Mingyu tidak mendengar bunyi bel berdering, ia juga tidak memperhatikan orang yang daritadi ia lamunkan sekarang sudah berdiri di depannya. Sampai orang itu menggebrak meja dan membuatnya kaget. Ia menengadahkan kepala dan bertemu pandang dengan si Jeon Menyebalkan Wonwoo.
"Ini alamatku yang baru. Datang hari Sabtu nanti jadi kita bisa menyelesaikan tugas bodoh ini secepatnya."
Mingyu menerima secarik kertas kusut bekas sobekan buku AAA dan disana tertera alamat rumah yang ditulis secara tidak niat. Ia kembali menengadah dan melihat Wonwoo sudah berjalan ke pintu kelas, dan Mingyu tiba-tiba merasa sangat kesal.
"Kenapa harus di rumahmu? Kenapa tidak di rumahku!?"
Wonwoo berbalik dan matanya menyipit, mukanya kesal mendengar nada bicara Mingyu. Teman-teman mereka mulai berbisik-bisik gembira. Mingyu tidak perduli, ia bangun dari mejanya dan mendatangi Wonwoo, dalam hati ia bersyukur karena tubuhnya beberapa centimeter lebih tinggi jadi ia bisa dengan mudah mengintimidasi Wonwoo. Walaupun Wonwoo juga terbilang cukup tinggi, tapi ada rasa kepuasan tersendiri melihat Wonwoo harus mendongakkan kepalanya untuk balas melihat ke mata Mingyu.
"Karena," jawab Wonwoo, nada suaranya penuh ketidaksabaran. "Aku alergi dengan anjing, dasar kau bodoh."

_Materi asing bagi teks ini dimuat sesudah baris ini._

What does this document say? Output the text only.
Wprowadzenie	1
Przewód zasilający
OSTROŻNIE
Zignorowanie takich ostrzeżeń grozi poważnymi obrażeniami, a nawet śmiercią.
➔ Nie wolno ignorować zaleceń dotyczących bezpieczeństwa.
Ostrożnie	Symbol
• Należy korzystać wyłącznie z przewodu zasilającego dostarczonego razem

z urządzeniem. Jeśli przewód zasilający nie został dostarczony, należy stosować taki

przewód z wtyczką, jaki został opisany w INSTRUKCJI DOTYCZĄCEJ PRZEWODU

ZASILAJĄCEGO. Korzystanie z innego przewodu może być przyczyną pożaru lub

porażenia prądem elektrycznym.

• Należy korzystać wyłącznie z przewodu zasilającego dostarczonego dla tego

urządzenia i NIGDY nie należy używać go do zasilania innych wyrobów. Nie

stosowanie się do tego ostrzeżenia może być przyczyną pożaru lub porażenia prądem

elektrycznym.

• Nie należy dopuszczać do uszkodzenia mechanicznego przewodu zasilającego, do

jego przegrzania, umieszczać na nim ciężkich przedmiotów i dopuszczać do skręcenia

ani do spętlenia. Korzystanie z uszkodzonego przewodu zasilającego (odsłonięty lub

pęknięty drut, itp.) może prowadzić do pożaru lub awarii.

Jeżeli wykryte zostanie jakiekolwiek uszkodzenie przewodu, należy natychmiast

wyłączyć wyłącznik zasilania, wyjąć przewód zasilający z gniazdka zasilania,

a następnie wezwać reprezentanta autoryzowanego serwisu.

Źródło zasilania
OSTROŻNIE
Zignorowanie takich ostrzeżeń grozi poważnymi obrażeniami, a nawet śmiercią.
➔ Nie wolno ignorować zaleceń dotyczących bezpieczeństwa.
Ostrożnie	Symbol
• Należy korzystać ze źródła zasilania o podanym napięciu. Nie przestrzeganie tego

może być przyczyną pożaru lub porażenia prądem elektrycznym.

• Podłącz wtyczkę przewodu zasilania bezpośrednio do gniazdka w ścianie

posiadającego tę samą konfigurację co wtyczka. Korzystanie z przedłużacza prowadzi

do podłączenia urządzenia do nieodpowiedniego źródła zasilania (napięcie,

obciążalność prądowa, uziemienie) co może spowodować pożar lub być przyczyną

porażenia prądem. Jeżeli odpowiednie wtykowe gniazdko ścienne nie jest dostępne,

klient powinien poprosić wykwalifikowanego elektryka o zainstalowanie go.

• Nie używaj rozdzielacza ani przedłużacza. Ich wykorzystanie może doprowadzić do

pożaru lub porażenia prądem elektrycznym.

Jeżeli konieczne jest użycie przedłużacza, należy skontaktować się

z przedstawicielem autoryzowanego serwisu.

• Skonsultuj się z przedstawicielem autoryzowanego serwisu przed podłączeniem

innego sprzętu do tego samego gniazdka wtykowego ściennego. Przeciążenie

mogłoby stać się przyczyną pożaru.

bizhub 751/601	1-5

Mingyu mengerjapkan matanya, dan ingat kalau ia memang punya tiga anjing peliharaan di rumah. Ia hampir merasa kasihan dengan Wonwoo. Hampir. Karena setelah itu Wonwoo memutar matanya seolah-olah bilang kalau Mingyu adalah manusia paling idiot yang pernah ia jumpai, lalu pergi dengan langkah yang dihentakkan, meninggalkan Mingyu yang menghela nafas geram.
.
.
.
Hari Sabtu, Mingyu memencet alamat Wonwoo ke aplikasi maps dan ternyata rumahnya hanya berjarak 20 menit dari rumah Mingyu. Cuaca bulan Maret cerah dan sejuk, jadi Mingyu memakai hoodie dan memilih untuk berjalan kaki saja. Dia agak khawatir, karena Wonwoo tidak bilang jam berapa dia harus datang. Tapi akhirnya dia tidak perduli. Salah Wonwoo yang suka memberi instruksi seenak jidat.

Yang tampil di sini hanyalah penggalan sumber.